In Sickness and in Health
It’s tough when you’re sick. You don’t feel good. You’re worried about how bad it’s going to be. You worry about how much your life is going to be affected. Sometimes, you feel exhausted by your illness, or by your treatment. You have less energy; you’re more needy; yet you wonder how much you should let others know. You wish it would all just go away.
And, from the other side: It’s tough when your partner is sick. It’s no fun. There’s more work; there’s less play. They feel bad, and you feel bad for them. Sometimes, they’re not as easy to be with, because they’re not feeling well. Sometimes, you’re not as easy to be with, because you’re feeling tired or frustrated.
Also there’s the fear. How serious is it? There’s the tension of waiting for results — or watching for recurrence. What if things get worse? What would we do then?
As kind and generous and caring as we want to be, most of us fall short at times. We get selfish, or thoughtless, or busy.
A serious illness is especially scary. What if things don’t get better? What if things get worse? Is this going to be a permanent disability? Is this going to be fatal? What then?
These questions aren’t a lot of fun. But they are part of life — and part of every long-term relationship. All relationships have challenges. One of those challenges is coping with illness.
Our path through life, unfortunately, is not all sweetness and light. Some of the path is bitter. We need to bring light to those places too. That’s hard. But not impossible.
Change versus Stability
There’s a basic tension in life between tradition and innovation. Between maintaining-the-old and developing-the-new.
In most relationships this isn’t a problem at first. Everything is new — and wonderful. However, as time goes by, habits develop, and patterns get established. Then, when one person wants a change, there can be difficulty.
In couples therapy, I frequently hear one person say, "I want you to do some things differently." Sometimes the reply is, "I can’t. It’s just not the way I am. It’s not my nature."
This couple’s first challenge is to not get caught in a cycle of criticism and defensiveness. Then, they face the legitimate debate between innovation and tradition.
Both sides are understandable.
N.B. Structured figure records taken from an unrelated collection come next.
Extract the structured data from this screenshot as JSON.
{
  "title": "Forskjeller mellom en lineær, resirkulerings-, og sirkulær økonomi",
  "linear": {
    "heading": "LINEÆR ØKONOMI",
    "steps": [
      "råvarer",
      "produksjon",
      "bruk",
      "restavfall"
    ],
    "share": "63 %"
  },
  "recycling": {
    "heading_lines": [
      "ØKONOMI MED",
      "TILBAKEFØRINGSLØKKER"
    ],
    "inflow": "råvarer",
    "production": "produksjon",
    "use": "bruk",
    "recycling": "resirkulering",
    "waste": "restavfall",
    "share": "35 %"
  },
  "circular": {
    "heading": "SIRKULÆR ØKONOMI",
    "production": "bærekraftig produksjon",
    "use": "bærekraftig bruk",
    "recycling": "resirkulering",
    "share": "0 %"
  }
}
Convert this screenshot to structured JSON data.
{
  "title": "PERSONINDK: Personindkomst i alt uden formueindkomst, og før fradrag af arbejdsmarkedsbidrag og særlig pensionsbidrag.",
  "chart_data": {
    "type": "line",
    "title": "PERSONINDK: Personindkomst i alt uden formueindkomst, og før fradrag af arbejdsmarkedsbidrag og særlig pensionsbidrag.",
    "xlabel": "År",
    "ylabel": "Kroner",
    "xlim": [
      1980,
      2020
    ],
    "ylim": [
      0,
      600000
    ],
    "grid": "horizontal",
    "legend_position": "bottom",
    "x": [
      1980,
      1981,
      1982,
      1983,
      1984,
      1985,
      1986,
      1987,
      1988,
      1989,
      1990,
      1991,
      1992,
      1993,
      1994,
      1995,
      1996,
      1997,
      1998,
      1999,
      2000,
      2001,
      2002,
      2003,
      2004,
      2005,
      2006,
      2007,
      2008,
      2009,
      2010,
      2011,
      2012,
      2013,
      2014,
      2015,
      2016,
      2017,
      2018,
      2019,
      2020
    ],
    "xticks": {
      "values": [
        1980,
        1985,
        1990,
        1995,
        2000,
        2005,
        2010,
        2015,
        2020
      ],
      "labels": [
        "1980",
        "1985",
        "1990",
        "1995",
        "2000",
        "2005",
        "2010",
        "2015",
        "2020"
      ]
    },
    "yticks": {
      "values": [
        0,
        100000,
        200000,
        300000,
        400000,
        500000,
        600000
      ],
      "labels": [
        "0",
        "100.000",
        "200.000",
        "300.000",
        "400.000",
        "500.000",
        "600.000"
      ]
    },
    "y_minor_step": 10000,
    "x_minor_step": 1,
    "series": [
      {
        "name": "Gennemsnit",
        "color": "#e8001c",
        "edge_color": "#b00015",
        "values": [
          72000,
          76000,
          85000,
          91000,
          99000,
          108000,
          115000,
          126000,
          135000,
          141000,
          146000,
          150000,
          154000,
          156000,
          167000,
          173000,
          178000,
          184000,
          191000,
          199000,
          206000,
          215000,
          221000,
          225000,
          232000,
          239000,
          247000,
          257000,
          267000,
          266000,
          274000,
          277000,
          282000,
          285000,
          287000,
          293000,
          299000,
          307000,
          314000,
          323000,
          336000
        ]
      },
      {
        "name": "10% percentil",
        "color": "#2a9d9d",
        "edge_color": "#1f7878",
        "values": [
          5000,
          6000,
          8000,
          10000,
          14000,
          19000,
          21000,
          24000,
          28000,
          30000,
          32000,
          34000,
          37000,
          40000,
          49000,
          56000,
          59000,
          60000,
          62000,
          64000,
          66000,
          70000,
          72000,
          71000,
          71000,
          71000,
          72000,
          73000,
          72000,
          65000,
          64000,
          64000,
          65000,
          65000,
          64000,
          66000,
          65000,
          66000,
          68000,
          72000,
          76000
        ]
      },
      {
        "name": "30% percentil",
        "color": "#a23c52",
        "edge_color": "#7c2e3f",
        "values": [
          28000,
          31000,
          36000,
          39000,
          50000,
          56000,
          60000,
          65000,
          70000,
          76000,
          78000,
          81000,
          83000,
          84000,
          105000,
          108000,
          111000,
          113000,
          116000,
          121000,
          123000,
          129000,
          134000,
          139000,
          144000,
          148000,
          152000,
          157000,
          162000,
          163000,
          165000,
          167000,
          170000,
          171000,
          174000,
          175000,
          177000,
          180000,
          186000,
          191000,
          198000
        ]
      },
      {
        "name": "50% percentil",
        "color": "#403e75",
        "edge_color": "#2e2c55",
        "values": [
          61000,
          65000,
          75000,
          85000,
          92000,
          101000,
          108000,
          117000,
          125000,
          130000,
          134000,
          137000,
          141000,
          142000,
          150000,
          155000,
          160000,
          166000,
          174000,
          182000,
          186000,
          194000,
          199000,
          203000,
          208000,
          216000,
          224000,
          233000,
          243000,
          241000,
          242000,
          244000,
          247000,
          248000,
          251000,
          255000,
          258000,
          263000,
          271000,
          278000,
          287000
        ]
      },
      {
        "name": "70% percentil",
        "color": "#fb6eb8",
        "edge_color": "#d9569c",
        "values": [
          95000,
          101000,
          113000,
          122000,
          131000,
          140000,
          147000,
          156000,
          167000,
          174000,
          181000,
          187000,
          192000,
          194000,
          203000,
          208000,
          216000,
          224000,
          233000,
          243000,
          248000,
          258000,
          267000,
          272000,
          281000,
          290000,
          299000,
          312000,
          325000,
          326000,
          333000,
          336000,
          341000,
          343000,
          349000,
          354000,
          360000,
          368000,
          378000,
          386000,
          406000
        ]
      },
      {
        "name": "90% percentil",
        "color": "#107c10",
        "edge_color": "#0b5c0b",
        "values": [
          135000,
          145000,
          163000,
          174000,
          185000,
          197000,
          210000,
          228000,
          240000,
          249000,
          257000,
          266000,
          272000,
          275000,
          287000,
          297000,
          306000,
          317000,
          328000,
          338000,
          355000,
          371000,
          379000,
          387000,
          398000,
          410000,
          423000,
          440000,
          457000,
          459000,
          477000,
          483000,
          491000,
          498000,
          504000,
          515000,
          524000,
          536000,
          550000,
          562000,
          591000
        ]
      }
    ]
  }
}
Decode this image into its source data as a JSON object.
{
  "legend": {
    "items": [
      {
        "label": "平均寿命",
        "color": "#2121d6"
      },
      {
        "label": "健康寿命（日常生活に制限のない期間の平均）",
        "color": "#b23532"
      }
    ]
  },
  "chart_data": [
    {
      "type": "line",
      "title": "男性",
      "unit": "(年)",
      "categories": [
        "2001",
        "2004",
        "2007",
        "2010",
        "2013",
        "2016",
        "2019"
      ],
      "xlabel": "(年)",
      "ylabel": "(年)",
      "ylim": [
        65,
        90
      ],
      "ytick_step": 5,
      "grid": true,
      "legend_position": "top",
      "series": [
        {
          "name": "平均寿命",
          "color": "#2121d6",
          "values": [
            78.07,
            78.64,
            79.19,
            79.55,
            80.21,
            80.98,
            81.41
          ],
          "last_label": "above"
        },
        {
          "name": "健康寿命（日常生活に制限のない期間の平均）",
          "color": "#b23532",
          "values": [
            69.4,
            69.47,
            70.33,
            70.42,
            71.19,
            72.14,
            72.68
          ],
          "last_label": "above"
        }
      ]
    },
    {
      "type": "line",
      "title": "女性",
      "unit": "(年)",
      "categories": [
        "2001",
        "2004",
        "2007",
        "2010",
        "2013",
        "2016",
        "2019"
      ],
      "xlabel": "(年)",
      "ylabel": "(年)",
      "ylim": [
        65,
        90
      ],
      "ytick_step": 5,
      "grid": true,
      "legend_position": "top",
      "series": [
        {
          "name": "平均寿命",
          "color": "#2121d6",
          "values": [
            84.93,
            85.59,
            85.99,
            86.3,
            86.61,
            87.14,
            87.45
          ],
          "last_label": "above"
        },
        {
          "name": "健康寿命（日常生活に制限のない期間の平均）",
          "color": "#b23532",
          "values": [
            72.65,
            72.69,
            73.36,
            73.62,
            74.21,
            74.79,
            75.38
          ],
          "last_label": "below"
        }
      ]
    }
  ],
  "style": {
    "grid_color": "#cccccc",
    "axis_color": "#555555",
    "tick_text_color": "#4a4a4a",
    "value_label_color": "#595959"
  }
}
Both sides have validity. The goal is to honor and support both. Not either or.
In a power struggle, these two sides seem squarely (and hopelessly) in opposition. One demands, "Change!" and the other replies "No way!" Or one says, "Conform!" and the other replies, "Never!"
Instead, how about developing your own unique blend of maintaining-the-old AND developing-the-new? How about a blend that changes over time, in response to each of your needs, in keeping with the seasons of your lives.
100% innovation doesn’t work. Neither does 100% tradition. Go for the best of both. Work it out together. That’s the high road.
Inner Connection and Inner Peace
I think that each one of us needs to have some inner place where we touch our deepest selves. We need a place where we sense what’s right, where we hear what is most important, and where we see with our greatest clarity.
This is the place of our deepest values, of our highest truths, or loftiest aspirations, our firmest dedication. It’s the place of right thinking, right feeling and right acting.
This is also the place where people get to know their own higher power. It’s where we know about universal principles like beauty and truth and justice and mercy. It’s the place where some people pray and commune with God.
In our very center we are connected with things way beyond us. "Trust the force, Luke" was how Obi-wan Kenobe put it. By searching inwardly, we encounter the beyond, and get in touch with powerful forces that can help us.